El futuro es el binomio humano-máquina

282

RobotLos logros de las máquinas son portentosos, pero la inteligencia artificial aún está muy lejos de superar a la humana y el futuro no será una distopía: resultará de la cooperación hombre-máquina.

Es cierto que los avances tecnológicos han cambiado las pautas de fabricación, de relación, de “todo aquello a lo que estábamos acostumbrados tras la tercera revolución industrial”, indica a Efe el director de la consultora IDC en España, José Antonio Lorenzo.

Y que forzarán una “reconversión del empleo”: en 10 años, el 65 % de los empleados trabajarán en profesiones que no existen hoy.

El director del Instituto de Investigación de Inteligencia Artificial del Consejo Superior de Investigaciones Científicas, Ramón López de Mantarás, reconoce que las máquinas han superado al humano en tareas específicas, en áreas donde se puede “delimitar mucho el problema” y hay reglas claras.

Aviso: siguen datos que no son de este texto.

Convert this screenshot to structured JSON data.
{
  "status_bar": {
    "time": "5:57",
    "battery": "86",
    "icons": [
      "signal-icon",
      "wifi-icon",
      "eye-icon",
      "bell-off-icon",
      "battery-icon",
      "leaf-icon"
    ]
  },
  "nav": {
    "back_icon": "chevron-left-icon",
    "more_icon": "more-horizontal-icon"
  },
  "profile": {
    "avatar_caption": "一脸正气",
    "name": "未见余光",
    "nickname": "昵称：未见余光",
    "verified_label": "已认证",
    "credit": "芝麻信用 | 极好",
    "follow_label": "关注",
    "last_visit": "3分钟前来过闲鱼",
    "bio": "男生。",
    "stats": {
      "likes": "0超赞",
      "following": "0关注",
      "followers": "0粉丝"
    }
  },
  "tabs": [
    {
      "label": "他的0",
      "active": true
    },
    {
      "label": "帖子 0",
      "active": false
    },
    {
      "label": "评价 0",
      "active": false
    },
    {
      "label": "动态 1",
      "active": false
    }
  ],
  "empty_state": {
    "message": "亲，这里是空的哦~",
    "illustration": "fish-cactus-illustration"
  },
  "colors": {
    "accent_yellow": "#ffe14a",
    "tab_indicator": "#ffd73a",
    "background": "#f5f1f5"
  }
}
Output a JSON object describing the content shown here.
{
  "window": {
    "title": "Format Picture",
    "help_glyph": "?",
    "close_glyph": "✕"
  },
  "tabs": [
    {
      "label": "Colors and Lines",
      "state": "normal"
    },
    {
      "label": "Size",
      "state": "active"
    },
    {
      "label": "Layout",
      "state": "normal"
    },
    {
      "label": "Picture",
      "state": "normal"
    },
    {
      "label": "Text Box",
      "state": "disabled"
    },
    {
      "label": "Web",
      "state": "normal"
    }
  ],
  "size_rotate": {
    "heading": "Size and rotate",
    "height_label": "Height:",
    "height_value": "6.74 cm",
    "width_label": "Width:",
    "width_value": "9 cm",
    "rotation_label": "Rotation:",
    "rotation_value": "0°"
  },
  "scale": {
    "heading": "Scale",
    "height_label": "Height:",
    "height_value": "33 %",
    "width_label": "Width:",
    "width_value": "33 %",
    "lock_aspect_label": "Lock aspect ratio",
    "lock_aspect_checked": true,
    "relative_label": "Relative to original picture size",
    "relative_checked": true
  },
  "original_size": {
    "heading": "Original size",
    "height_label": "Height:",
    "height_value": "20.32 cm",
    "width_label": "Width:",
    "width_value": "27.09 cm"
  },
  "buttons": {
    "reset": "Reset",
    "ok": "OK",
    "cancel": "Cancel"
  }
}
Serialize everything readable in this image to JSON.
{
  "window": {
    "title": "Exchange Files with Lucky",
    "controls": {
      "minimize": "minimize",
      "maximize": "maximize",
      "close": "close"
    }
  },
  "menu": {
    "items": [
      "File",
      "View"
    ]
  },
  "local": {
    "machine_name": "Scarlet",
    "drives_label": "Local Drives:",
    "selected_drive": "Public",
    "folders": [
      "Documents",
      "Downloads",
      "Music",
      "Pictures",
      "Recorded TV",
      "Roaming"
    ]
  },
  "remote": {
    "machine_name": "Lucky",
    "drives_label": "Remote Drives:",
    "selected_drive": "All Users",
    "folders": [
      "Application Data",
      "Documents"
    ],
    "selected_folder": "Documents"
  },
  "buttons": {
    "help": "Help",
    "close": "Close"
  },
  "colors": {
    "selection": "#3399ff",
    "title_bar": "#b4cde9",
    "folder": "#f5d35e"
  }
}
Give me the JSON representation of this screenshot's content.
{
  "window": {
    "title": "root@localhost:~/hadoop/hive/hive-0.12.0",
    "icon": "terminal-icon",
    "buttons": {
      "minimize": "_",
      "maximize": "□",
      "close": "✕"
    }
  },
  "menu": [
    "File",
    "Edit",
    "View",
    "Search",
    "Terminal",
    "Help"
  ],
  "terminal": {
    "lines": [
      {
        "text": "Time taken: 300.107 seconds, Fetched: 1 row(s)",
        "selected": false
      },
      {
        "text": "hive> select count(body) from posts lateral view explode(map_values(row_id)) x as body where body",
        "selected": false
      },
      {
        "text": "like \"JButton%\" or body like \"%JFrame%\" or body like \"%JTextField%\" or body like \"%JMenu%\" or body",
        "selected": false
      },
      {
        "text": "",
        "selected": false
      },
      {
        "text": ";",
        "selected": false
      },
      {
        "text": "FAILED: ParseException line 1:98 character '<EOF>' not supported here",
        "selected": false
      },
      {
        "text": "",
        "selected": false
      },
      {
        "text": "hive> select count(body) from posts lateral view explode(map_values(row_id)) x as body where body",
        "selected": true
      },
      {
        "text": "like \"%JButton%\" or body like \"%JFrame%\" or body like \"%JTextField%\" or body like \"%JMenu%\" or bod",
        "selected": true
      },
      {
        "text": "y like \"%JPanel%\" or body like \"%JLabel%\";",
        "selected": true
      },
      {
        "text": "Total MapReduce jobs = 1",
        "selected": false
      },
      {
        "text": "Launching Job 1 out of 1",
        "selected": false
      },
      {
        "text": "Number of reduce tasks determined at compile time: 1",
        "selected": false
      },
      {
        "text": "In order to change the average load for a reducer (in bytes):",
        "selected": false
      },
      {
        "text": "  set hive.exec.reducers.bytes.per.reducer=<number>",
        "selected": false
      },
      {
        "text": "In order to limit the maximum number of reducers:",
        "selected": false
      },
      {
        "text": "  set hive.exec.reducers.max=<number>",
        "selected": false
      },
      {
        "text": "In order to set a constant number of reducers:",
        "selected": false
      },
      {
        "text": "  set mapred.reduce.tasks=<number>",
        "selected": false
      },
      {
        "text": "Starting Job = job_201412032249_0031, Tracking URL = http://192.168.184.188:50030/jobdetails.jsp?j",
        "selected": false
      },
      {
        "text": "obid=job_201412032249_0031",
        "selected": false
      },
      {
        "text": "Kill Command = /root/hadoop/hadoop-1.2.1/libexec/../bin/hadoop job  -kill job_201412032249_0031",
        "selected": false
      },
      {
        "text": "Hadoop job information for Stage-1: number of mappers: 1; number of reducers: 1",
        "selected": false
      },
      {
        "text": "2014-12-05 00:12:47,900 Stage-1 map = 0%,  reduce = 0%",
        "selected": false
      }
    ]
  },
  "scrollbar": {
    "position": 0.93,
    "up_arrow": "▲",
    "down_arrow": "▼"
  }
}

“Pero el mundo real es mucho más complejo que un tablero de juego: las reglas no son claras, hay mucha incertidumbre, mucha imprevisión, muchas cosas que no se ven. (…) La inteligencia artificial no tiene conocimientos de sentido común“, sostiene.

Los robots industriales suelen dedicarse a una única tarea y en el caso de que puedan realizar más su reprogramación es costosa y lenta, aclara el profesor del departamento de Automática, Ingeniería Eléctrica y Electrónica e Informática Industrial de la Universidad Politécnica de Madrid, Antonio Barrientos.

Es la causa de que Mercedes y Toyota hayan sustituido algunas máquinas por humanos para tareas de personalización de coches: no es que la persona lo haga mejor, pero es más fácil emplearla que reconfigurar un robot para hacer unas pocas unidades.

“Tenemos mecanismos mentales muy poderosos y las máquinas, aunque son muy fuertes y tienen una capacidad de cálculo enorme, no procesan la información de una forma tan compleja“, subraya Barrientos.

Según el estudio de la Universidad de Oxford ‘Technology at work 2.0: the future is not what it used to be’, la percepción y la manipulación, la inteligencia creativa y la inteligencia social son los tres cuellos de botella para la automatización.

La clave del progreso, según estos expertos, está en la combinación de las inteligencias artificial y humana. “Necesitamos desarrollar habilidades que nos permitan trabajar con las máquinas más que competir contra ellas”, destacan desde la Universidad de Oxford.

La Federación Internacional de Robótica (IFR) coincide: “En el futuro habrá robots trabajando mano a mano con humanos, lo que ayudará a reemplazar procesos rígidos de producción con estructuras flexibles”.

IFR pronostica que en los próximos años gracias al crecimiento del uso de robots se creará un millón de puestos de trabajo de alta calidad.

“El gran error es pretender dar una autonomía completa a las máquinas. (…) Mucho del software que nos parece que lo hace todo de forma automática está periódicamente revisado por humanos. El futuro está en la simbiosis humano-máquina”, subraya López de Mantarás.

“El equipo es mejor que cualquiera de ellos por separado“, dice, como se ha demostrado ya con el “ajedrez Centauro”, en el que el jugador de carne y hueso se apoya en los datos del ordenador para decidir sus jugadas.

“Por supuesto que seguiremos siendo insustituibles. Y por muchísimos años. Ni mis bisnietos ni mis tataranietos van a ser sustituidos por las máquinas inteligentes“, concluye el científico.